This week our In Focus section reviews Vermont’s Global Commitment to Health Section 1115 waiver renewal application. In the proposed five-year demonstration extension, Vermont seeks to move the Medicaid population to a new a risk-bearing public, state-run managed care organization (MCO). Under the arrangement, the Department of Vermont Health Access (DVHA) would transition into the new entity and accept capitated risk for the state’s Medicaid population, covering physical and mental health, pharmacy services, substance use disorder (SUD) services, and long-term services and supports (LTSS) beginning January 1, 2022.
The Global Commitment to Health demonstration began serving Medicaid beneficiaries in September 2005. DVHA acts as a public, non-risk prepaid inpatient health plan (PIHP), complying with state and federal statutes, regulations, special terms and conditions, waiver, and expenditure authority. DVHA was payed a per-member-per-month (PMPM) capitation rate by the Vermont Agency of Human Services (AHS) until 2011, when it shifted to being paid at cost. Until 2017, the demonstration operated under a global cap. In its most recent waiver renewal, Vermont secured dedicated funds termed MCO investment dollars which can only be spent on pre-defined programs and services approved by the Centers for Medicare & Medicaid Services (CMS). The total amount of the permitted MCO investment dollars in the current waiver is capped.
The demonstration was expanded in 2018 to cover Medication-Assisted Treatment for opioid use disorder and substance use disorder, and in 2019, to include beneficiaries with serious mental illness or serious emotional disturbance in residential and inpatient settings that qualify as institutions for mental diseases. It is the state’s “principal vehicle for major expansions of health coverage, building an extensive ecosystem of public health and health-related services, driving all-payer payment reform, and rebalancing LTSS.”
Under the new extension, DVHA would act as an MCO and would be at risk for managing the Medicaid population. Under this structure, DVHA would be incentivized to develop innovative care models, improve care coordination, and strengthen population health management capabilities.
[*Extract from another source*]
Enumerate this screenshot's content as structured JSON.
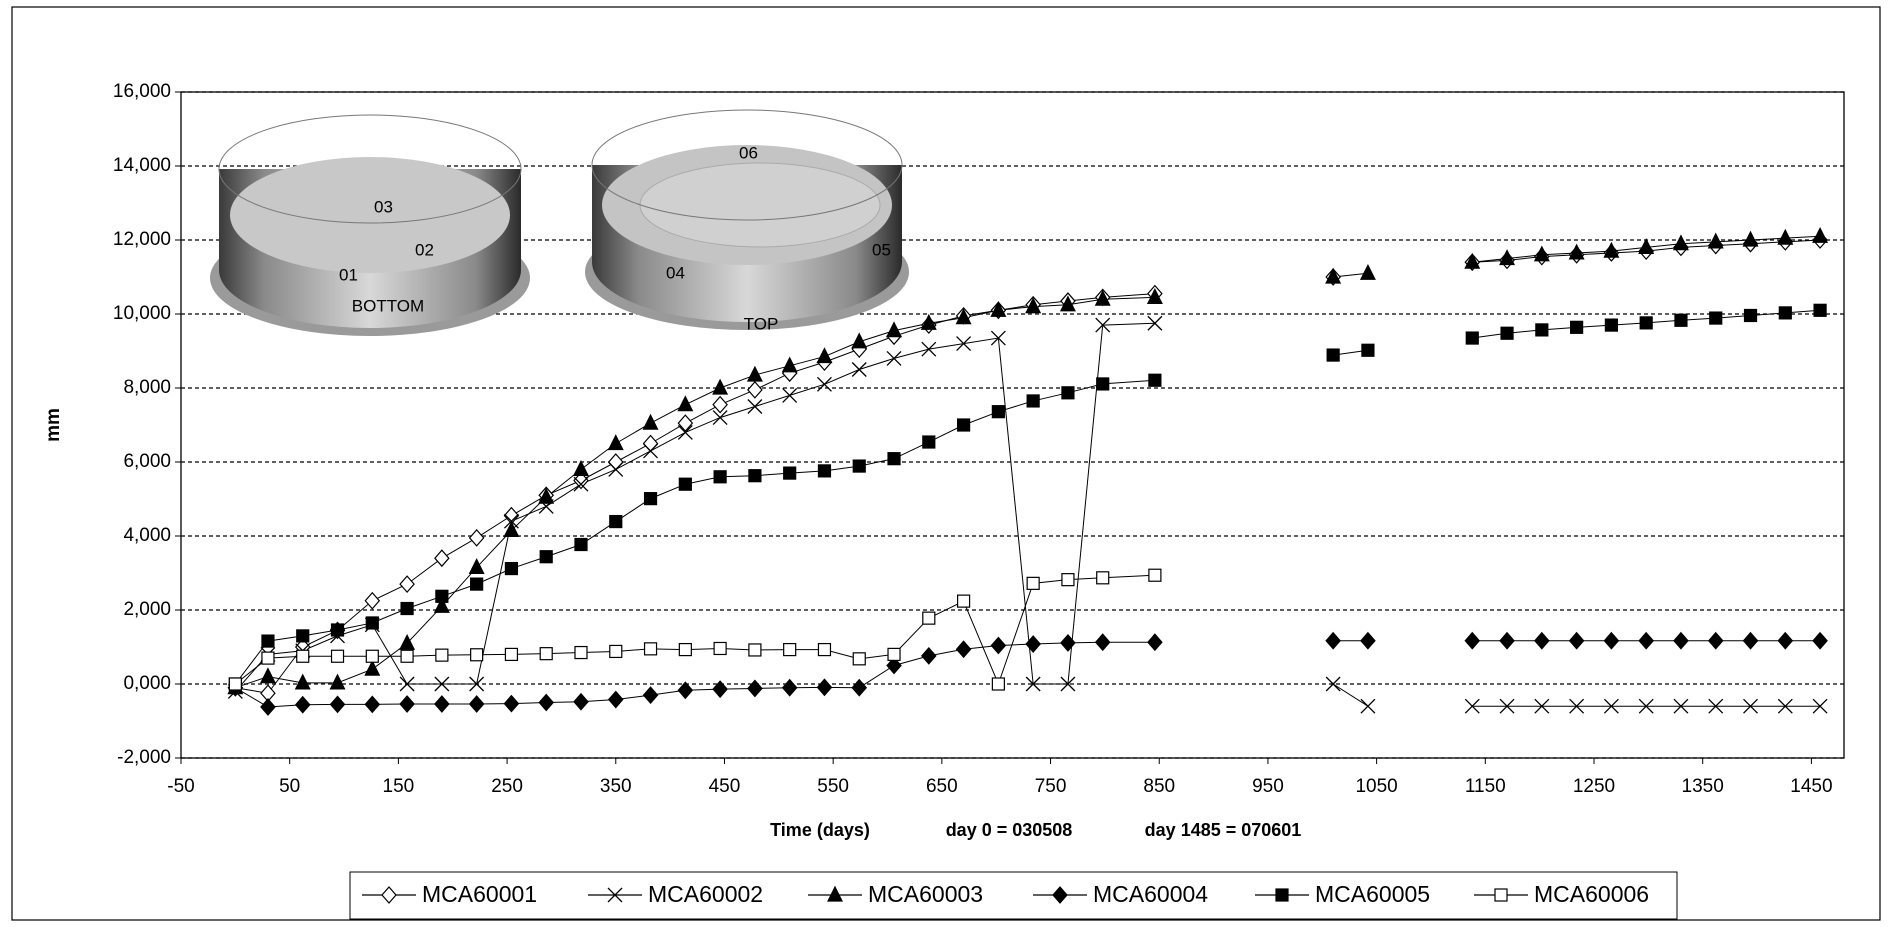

It will be responsible for managing total Medicaid spending and managed care delivery system administration.
If costs exceed capitated payments, the state will not limit Medicaid eligibility or benefits but rather work with CMS to find a mitigation strategy. If costs are below capitated payments, the savings or profits would have to be reinvested in delivery system reforms and service initiatives that advance whole-person health. DVHA will collaborate with the Vermont Department of Health, Department of Disabilities, Aging and Independent Living (DAIL), Department of Mental Health (DMH), Alcohol and Drug Abuse Program (ADAP), Department of Corrections (DOC), and Department of Children and Families (DCF).
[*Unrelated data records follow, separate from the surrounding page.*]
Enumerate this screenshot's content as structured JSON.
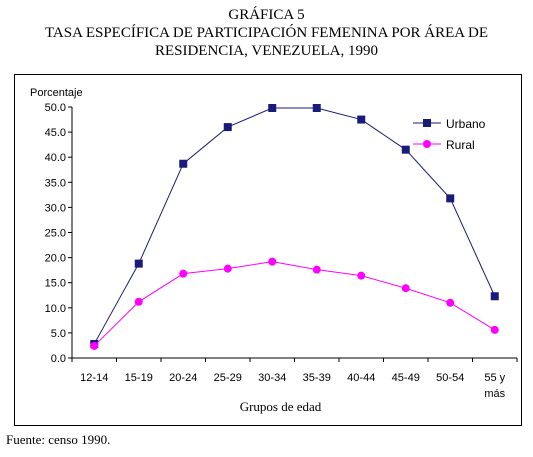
{
  "header": {
    "label": "GRÁFICA 5",
    "title_line1": "TASA ESPECÍFICA DE PARTICIPACIÓN FEMENINA POR ÁREA DE",
    "title_line2": "RESIDENCIA, VENEZUELA, 1990"
  },
  "footer": {
    "source": "Fuente: censo 1990."
  },
  "colors": {
    "urbano": "#1a1a7a",
    "rural": "#ff00ff",
    "axis": "#000000"
  },
  "chart_data": {
    "type": "line",
    "xlabel": "Grupos de edad",
    "ylabel": "Porcentaje",
    "ylim": [
      0,
      50
    ],
    "yticks": [
      "0.0",
      "5.0",
      "10.0",
      "15.0",
      "20.0",
      "25.0",
      "30.0",
      "35.0",
      "40.0",
      "45.0",
      "50.0"
    ],
    "categories": [
      "12-14",
      "15-19",
      "20-24",
      "25-29",
      "30-34",
      "35-39",
      "40-44",
      "45-49",
      "50-54",
      "55 y"
    ],
    "last_category_line2": "más",
    "grid": false,
    "legend": "top-right",
    "series": [
      {
        "name": "Urbano",
        "marker": "square",
        "values": [
          2.8,
          18.8,
          38.7,
          46.0,
          49.8,
          49.8,
          47.5,
          41.5,
          31.8,
          12.3
        ]
      },
      {
        "name": "Rural",
        "marker": "circle",
        "values": [
          2.4,
          11.2,
          16.8,
          17.8,
          19.2,
          17.6,
          16.4,
          13.9,
          11.0,
          5.6
        ]
      }
    ]
  }
}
The renewal also continues Vermont’s All-Payer Accountable Care Organization (ACO) Model Agreement, a statewide, total cost of care model, in which providers under Medicaid, Medicare, and commercial contracts can accept full risk. The ACO model was launched in 2017 with OneCare, a network of providers and hospitals. However, CMS issued a warning to the state for failing to meet enrollment and spending targets in 2018 and 2019. Vermont issued a request for proposals (RFP) for the ACO program in April 2021. Contracts from the RFP will run from January 1, 2022, for two years, with an option to renew for an additional two-year period. DVHA plans to sign an agreement with one or more ACOs to continue to move away from fee-for-service reimbursement for health care services and transform the health care system to deliver value-based care.
Demonstration goals include:
- Advancing toward population-wide, comprehensive coverage
- Implementing innovative care models across the care continuum that produce value
- Engaging Vermonters in transforming their health
- Strengthening care coordination and population health management capabilities to encompass the full spectrum of health-related services and supports
- Accelerating groundbreaking payment reform
DVHA will continue to participate in the state’s All-Payer ACO Model Agreement. As a risk-bearing MCO, DVHA and its contracted providers will be able to align incentives through innovative value-based payment (VBP) mechanisms.
DVHA’s transition to a risk-bearing managed care plan will be central to the demonstration renewal.
The public comment period on the initiative ends August 8, 2021.